Millions of Americans believe that alien lizards rule them, you, and the entire world, and this isn't like "I believe that magic might be real." This is honest to goodness, on the same level as how you believe that it's bad to eat raw chicken.
Now it's easy to ignore these people and call them crazy, and you're probably not in the wrong for doing so. However, their deep founded belief - that to them is less belief and more knowledge, that this is true, and that you and me are just a bunch of rubes eager to believe what they want us to believe - reminds us of something. It reminds us that it's not so easy to explain much of what we believe we know, let alone actually go and prove it.
Following the recent news surrounding Facebook, Cambridge Analytica, and our privacy, Facebook founder and CEO, Mark Zuckerberg has testified in front of US Congress, and perhaps the most revealing part of his testimony is how the lawmakers, the people responsible for writing the legislation that is supposed to protect us, seem to know almost nothing about the very subject on which they're supposed to be writing laws.
My first instinct was, of course, to angrily grumble about how moronic our lawmakers are, but the unfortunate truth, is that we're all extremely stupid about not just some things, but most things. As the internet becomes more and more ingrained in our lives, we're all becoming scarily stupid about a technology that is with us pretty much all the time.
Forget about Google and Facebook, which we've discussed at length - my information for multiple credit cards is held by dozens, maybe even hundreds of companies. I have no idea how many.

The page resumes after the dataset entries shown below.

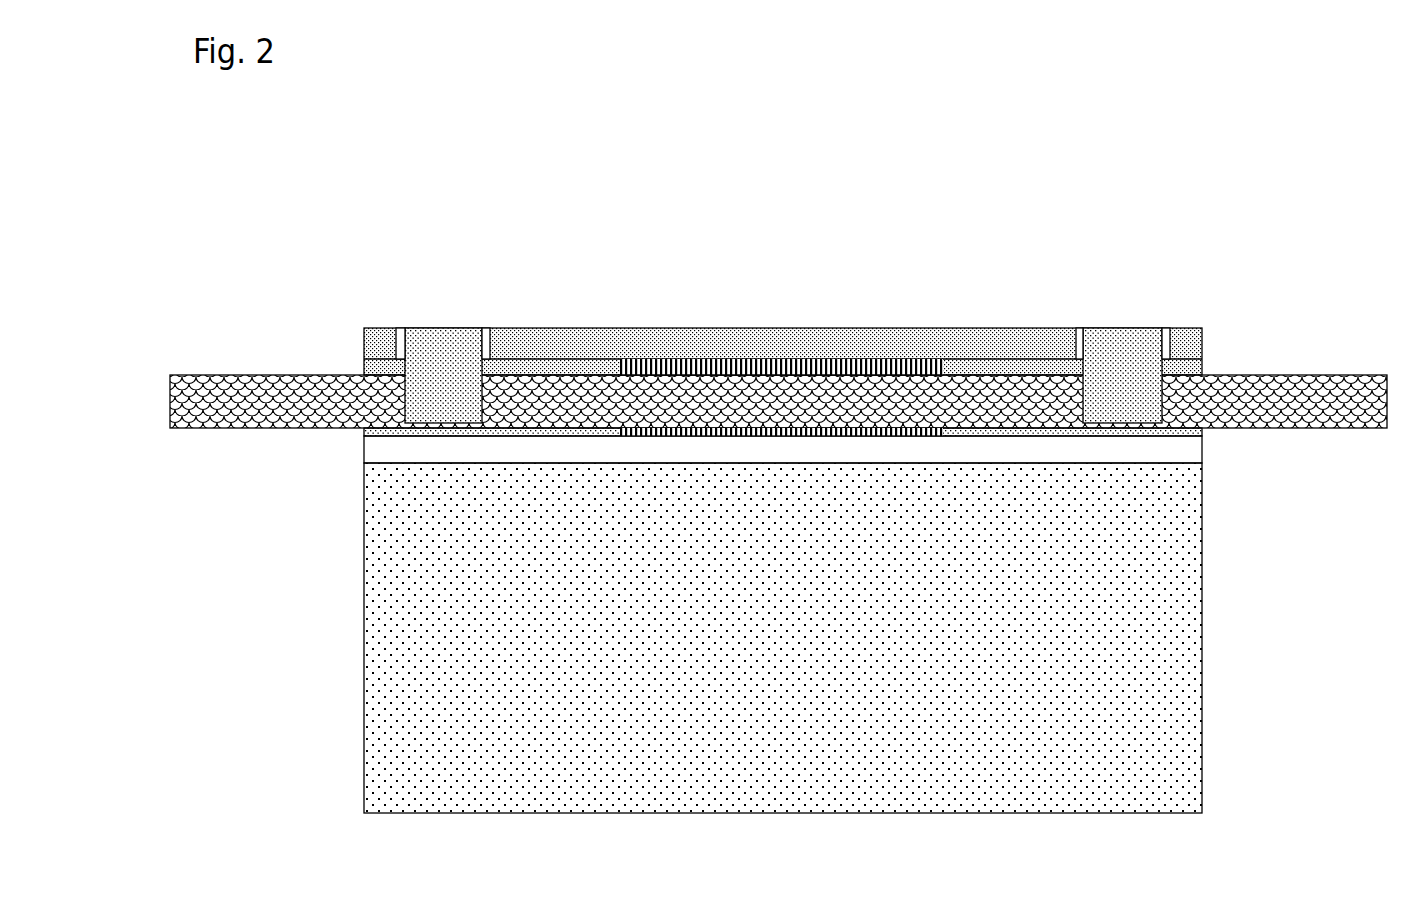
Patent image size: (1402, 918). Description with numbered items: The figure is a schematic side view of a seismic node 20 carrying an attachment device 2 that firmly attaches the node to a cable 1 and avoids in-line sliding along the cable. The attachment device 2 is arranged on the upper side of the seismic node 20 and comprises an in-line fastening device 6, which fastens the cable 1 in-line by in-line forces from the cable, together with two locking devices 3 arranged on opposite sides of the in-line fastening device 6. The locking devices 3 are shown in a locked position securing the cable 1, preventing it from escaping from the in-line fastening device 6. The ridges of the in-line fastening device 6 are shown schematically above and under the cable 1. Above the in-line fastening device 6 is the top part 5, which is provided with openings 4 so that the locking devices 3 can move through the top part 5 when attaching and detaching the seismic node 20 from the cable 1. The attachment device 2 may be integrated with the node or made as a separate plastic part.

The cable 1 is at (303, 405).
The attachment device 2 is at (1210, 450).
The locking device 3 is at (438, 387).
The openings 4 is at (490, 330).
The top part 5 is at (863, 342).
The in-line fastening device 6 is at (750, 358).
The seismic node 20 is at (783, 638).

Kakaotalk, an app used by 50 million people, most of them Korean (side note: the population of South Korea is only 51 million!), has historically been very quick to hand over its users data to the government. Scarier than the fact that they're giving it to the government is the fact that they had that data stored to hand over to begin with. Why does Kakaotalk need to log the messages I send to my wife? I don't know, I'll bet you don't either, and that's the problem.